For the second year in a row, Thunder Bay’s GDP will expand by 1.5% in 2014, thanks to gains in non-residential construction and manufacturing.

Thousands of public service job cuts limited economic growth to just 0.3% in Ottawa-Gatineau in 2013. With fewer public sector layoffs expected this year and with non-residential construction activity expected to pick up, GDP growth is forecast to improve to 1.4%.

Following three years of growth below 2%, Montreal’s economy is forecast to expand by 2.2% in 2014, led by improvements in the manufacturing and construction sectors. In Québec City, growth in the goods sector will help boost the city’s economy by 2% in 2014, up from 0.8% in 2013.

Strength in manufacturing and in the overall services sector will help lift the economies of Sherbrooke and Saguenay by 2.1% and 1.4%, respectively, in 2014.

Real GDP growth in Trois-Rivières is forecast to rise 0.5% in 2014 after two years of contraction.
Abbotsford-Mission’s economy will expand by 2.9% in 2014, thanks in particular to gains in primary and utilities output.

Vancouver and Victoria will both benefit from rebounds in non-residential construction and improvements in the services sector.

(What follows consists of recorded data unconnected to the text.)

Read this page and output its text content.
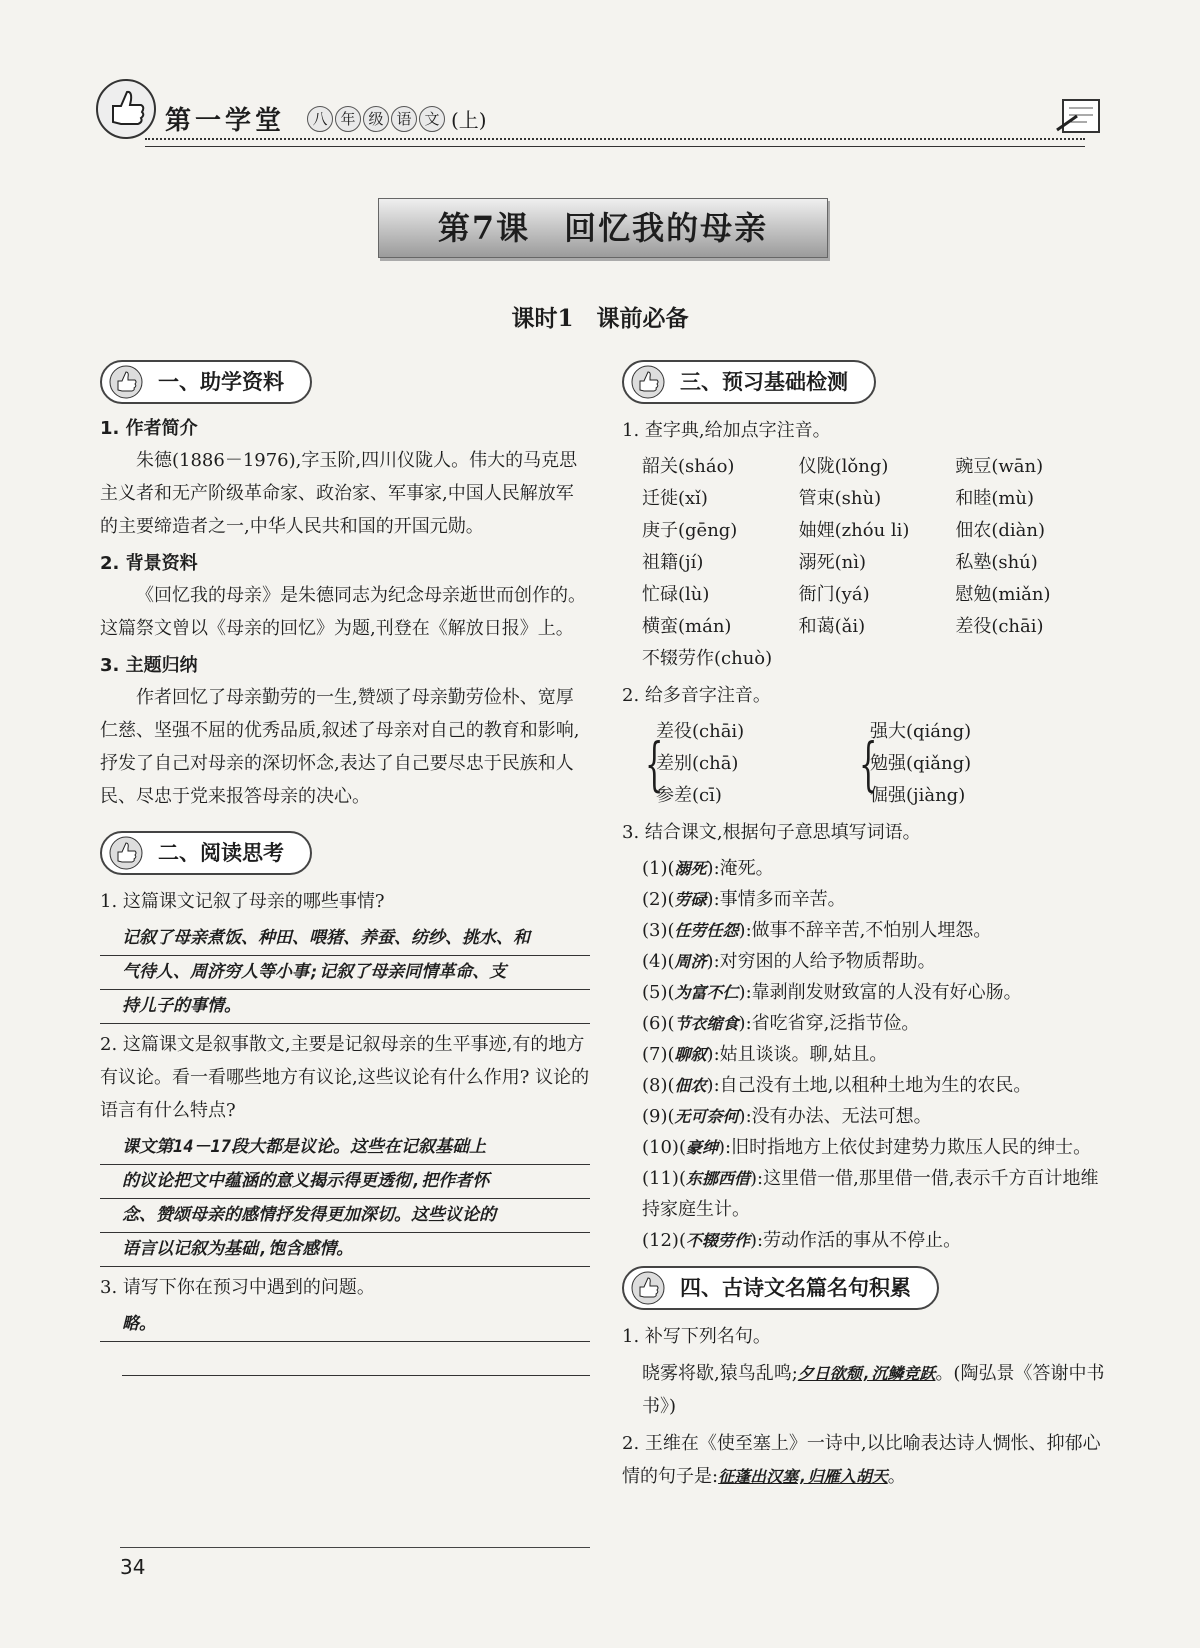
第一学堂	八 年 级 语 文 (上)
第7课　回忆我的母亲
课时1　课前必备
一、助学资料
1. 作者简介

朱德(1886－1976),字玉阶,四川仪陇人。伟大的马克思主义者和无产阶级革命家、政治家、军事家,中国人民解放军的主要缔造者之一,中华人民共和国的开国元勋。

2. 背景资料

《回忆我的母亲》是朱德同志为纪念母亲逝世而创作的。这篇祭文曾以《母亲的回忆》为题,刊登在《解放日报》上。

3. 主题归纳

作者回忆了母亲勤劳的一生,赞颂了母亲勤劳俭朴、宽厚仁慈、坚强不屈的优秀品质,叙述了母亲对自己的教育和影响,抒发了自己对母亲的深切怀念,表达了自己要尽忠于民族和人民、尽忠于党来报答母亲的决心。

二、阅读思考

1. 这篇课文记叙了母亲的哪些事情?

记叙了母亲煮饭、种田、喂猪、养蚕、纺纱、挑水、和

气待人、周济穷人等小事;记叙了母亲同情革命、支

持儿子的事情。

2. 这篇课文是叙事散文,主要是记叙母亲的生平事迹,有的地方有议论。看一看哪些地方有议论,这些议论有什么作用? 议论的语言有什么特点?

课文第14－17段大都是议论。这些在记叙基础上

的议论把文中蕴涵的意义揭示得更透彻,把作者怀

念、赞颂母亲的感情抒发得更加深切。这些议论的

语言以记叙为基础,饱含感情。

3. 请写下你在预习中遇到的问题。

略。

三、预习基础检测

1. 查字典,给加点字注音。

韶关(sháo)	仪陇(lǒng)	豌豆(wān)
迁徙(xǐ)	管束(shù)	和睦(mù)
庚子(gēng)	妯娌(zhóu li)	佃农(diàn)
祖籍(jí)	溺死(nì)	私塾(shú)
忙碌(lù)	衙门(yá)	慰勉(miǎn)
横蛮(mán)	和蔼(ǎi)	差役(chāi)
不辍劳作(chuò)

2. 给多音字注音。

{
差役(chāi)
差别(chā)
参差(cī)	{
强大(qiáng)
勉强(qiǎng)
倔强(jiàng)

3. 结合课文,根据句子意思填写词语。

(1)(溺死):淹死。
(2)(劳碌):事情多而辛苦。
(3)(任劳任怨):做事不辞辛苦,不怕别人埋怨。
(4)(周济):对穷困的人给予物质帮助。
(5)(为富不仁):靠剥削发财致富的人没有好心肠。
(6)(节衣缩食):省吃省穿,泛指节俭。
(7)(聊叙):姑且谈谈。聊,姑且。
(8)(佃农):自己没有土地,以租种土地为生的农民。
(9)(无可奈何):没有办法、无法可想。
(10)(豪绅):旧时指地方上依仗封建势力欺压人民的绅士。
(11)(东挪西借):这里借一借,那里借一借,表示千方百计地维持家庭生计。
(12)(不辍劳作):劳动作活的事从不停止。
四、古诗文名篇名句积累

1. 补写下列名句。

晓雾将歇,猿鸟乱鸣;夕日欲颓,沉鳞竞跃。(陶弘景《答谢中书书》)

2. 王维在《使至塞上》一诗中,以比喻表达诗人惆怅、抑郁心情的句子是:征蓬出汉塞,归雁入胡天。

34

In 2014, Vancouver’s economy is forecast to expand by 2.8%, while Victoria’s real GDP growth will come in at 1.8%.

With production at the Deep Panuke site ramping up this year, Halifax’s economy is forecast to grow by 2.8% in 2014, following a 1.9% expansion last year.

Moncton’s GDP growth will improve from 1.7% in 2013 to 2% in 2014, thanks in part to a recovery in transportation and warehousing.

Increased energy production at Point Lepreau will fuel growth of 1.8% in Saint John this year, the region’s strongest growth in four years.

St. John’s boasted one of the fastest growing economies in 2013, with total output expanding by 6%. But natural production declines in the offshore oil industry and lower construction output will limit growth to 1.7% this year.